In his latest bout of theatrics, BDS’s Muhammed Desai positions himself as a victim of racist and Islamophobic bullying whose right to freedom of expression has been infringed. This follows his removal from a Virgin Active Gym for wearing a t-shirt calling for a boycott of Israel. There can be only one sensible response to this, and that is, “Ag, shame!”
Desai entered the gym in the full knowledge that its rules prohibit members from wearing clothing bearing provocative political slogans. He knew very well, in other words, what the result would be when he decided to overtly flout this regulation. That is why he made sure the media, in anticipation of a nice juicy confrontation, would be on the scene. Desai got what he wanted, of course. His stunt resulted in widespread coverage throughout the print, electronic and online media.

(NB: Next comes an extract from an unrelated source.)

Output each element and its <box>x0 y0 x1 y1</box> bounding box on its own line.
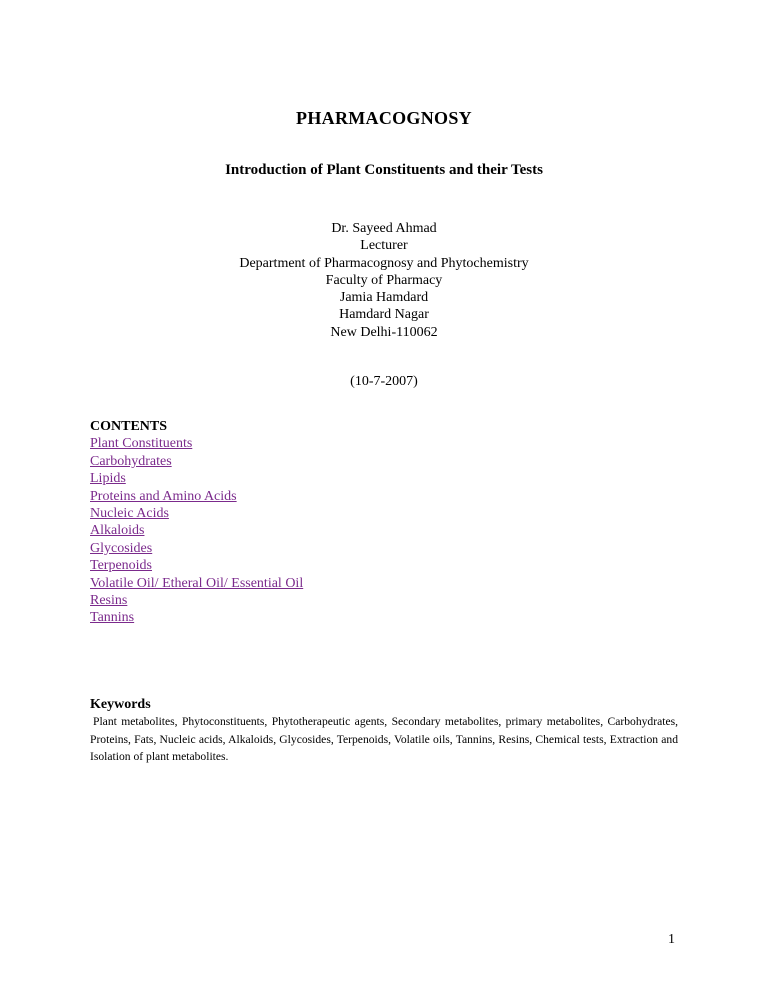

No-one who has over the years followed the antics of Desai and BDS-SA, the rabidly anti-Israel organisation of which he is national coordinator, will be at all surprised by this. It has long been the modus operandi of BDS activists to first provoke an ugly confrontation and then run to the media posing as victims.
Please do not misunderstand me, I am a staunch proponent of freedom of speech. However, that is not what the Virgin Gym incident was about. Rather, it was just another opportunity for grandstanding and publicity seeking on the part of one of Joburg’s great political theatre impresarios, Muhammed Desai.
Hearing that there was tension within the Old Eds gym off Desai trotted with a journalist in tow, ready to launch into his later media stunt. He would have us believe that Etv journalist Yusuf Omar was coincidentally gymming at exactly the time Desai arrived for his `workout’ that night. “I didn’t enter the gym with a journalist. It was just coincidental he was there”, he claimed in a Radio 702 interview. Gee, how very convenient. I think it can be taken as a given that journalists do not lurk in the passages of local gyms in the hope that something worth reporting on will just crop up.
I was wondering where BDS’s commitment to freedom of expression came into the picture when they disrupted a piano concert at Wits University in 2013, when they prevented Palestinian Human Rights Activist Bassem Eid from speaking at the University of Johannesburg earlier this year, and when they threatened to `shut down Sandton’ and ensure `no proud Zionist would be allowed to have a concert on our soil’. I also wondered why, if its commitment to freedom of expression is so strong, it resorted to threats, intimidation, smear campaigns and even attempted bribery to prevent a group of South African students to visit Israel in order to broaden their knowledge of the situation there.